Retrospective: Wheelbay basics
Sunday, 15th December, 2013
When I began this ‘diary’ in November 2009, I was well advanced with the model. Indeed, the first entry has a picture of the underside of the wing, including one of the two almost completed wheel bays, a hugely important feature of the model that thus far I have seriously neglected in these notes. So in this and my next two web logs I propose to redress the omission, beginning with a look at the very early stages when the balsa and plywood ‘proto-wing’ first gave way to metal as the process of lining the wheel bays with litho plate got under way.
Unlike the Spitfire, whose wheel ‘wells’ are small, circular and largely unadorned openings in the under-wing – modest affairs by any standard – the Mustang wheel bays, by their very size and extent, pose a significant headache for a model maker, for whom structural strength is as important as fidelity to scale and realism. This significant challenge at an early stage required that I ‘feel my way’, trusting to instinct that my solution would not – quite literally – collapse around me!
Over the greater part of the model’s one-piece wing (and fuselage) the uniform solidity of the balsa and ply substrate guarantees a massively strong and rigid structure. But not so around these cavernous wheel bays, where strength would of necessity have to be transferred locally to a composite laminate made up of litho plate, flimsy balsa sheet and even thinner birch-ply. In the event, this composite proved far from ‘flimsy’; nonetheless, I suspect that it is the litho-plate cladding both the exterior and interior surfaces (an overall metal thickness of no more than 22 thousandths of an inch) that provides most of the strength.
The first stage in building the wheel bays was to cut out apertures corresponding to their plan view in the 1/8-in chord-wise ply sheet over which the wing is built. And by plan view I mean the extent to which the apertures extend within the wing structure, rather than simply the shape of the hole in the under-wing. As each subsequent ply rib-section is added, similar apertures have to be cut in the vertical plane, leaving a flimsy arch of ply of no more than 1/8 in. deep by way of the top skin, thereby keeping any compromise to interior scale to the bare minimum.
Having got this far, and with the bulk of the wing ‘blocked out’ with balsawood to guarantee rigidity, I was ready to start building up the wheel bay sides with thin birch ply. This was simple enough inboard and aft where the massive wing centre-section (Rib 0) and the main spar provide respective solid surfaces, but not so simple forward where the shape is defined by some rather tricky built-up geometry and lightening holes. This is clearly seen in my pictures, and was achieved in a more or less ad hoc way by cutting the ply parts to fit and gluing them into place with the support of numerous hidden scraps of balsa located wherever they seemed most likely to do any good.

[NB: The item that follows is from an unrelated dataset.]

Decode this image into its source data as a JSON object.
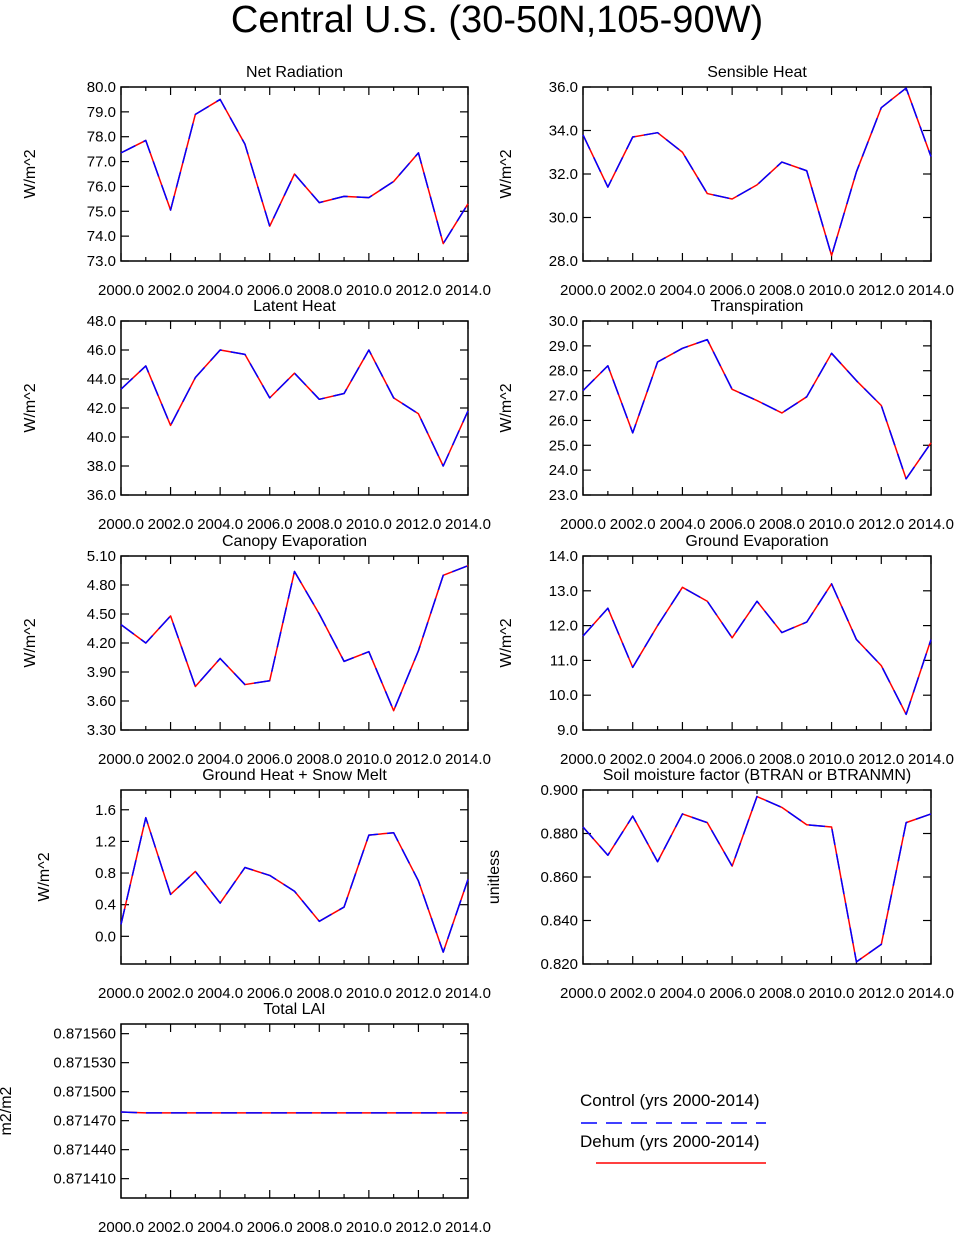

So far, so good, however, I still had to install the extended and unsupported part of the wing under-skin to the shape delineated by the fit of the paired wheel bay doors. Again I hope my pictures illustrate the approach used, which involved cutting the aperture outline in the form of strips of hardwood three-ply which, when assembled, provided an accurate framework within which to graft sheet balsa panels. This was a tricky job but once again, when the thin birch ply liners had been glued in and the whole lot beefed up internally with printers’ plate, the outcome was robust, even prior to subsequent structural additions to the interior space.
Finally, the way was open to start adding litho plate over the birch ply, a satisfying and relatively straightforward process, requiring a combination of careful measurement and trail and error to cut each skin plate in turn. I habitually use EvoStik contact adhesive for this sort of work because of the huge strength of the bond. The downside is its unforgiving nature if you happen to miss-position anything. Only with the sidewalls fully metal skinned was it practicable to start on the ‘roof’, firstly by infilling between the ply sections with 1/8-in balsa sheet, then by lining the entire under-surface with 3/32-in. birch ply sheet, not just for strength but also to help even out any slight irregularities prior to addition of the finished metal surface.
By this stage I began to relax, for it was clear that the strength/rigidity problem had been solved, even without installation of interior wing rib sections and numerous stringers that characterise the principal internal structural components of the wing, which is the subject of the next blog.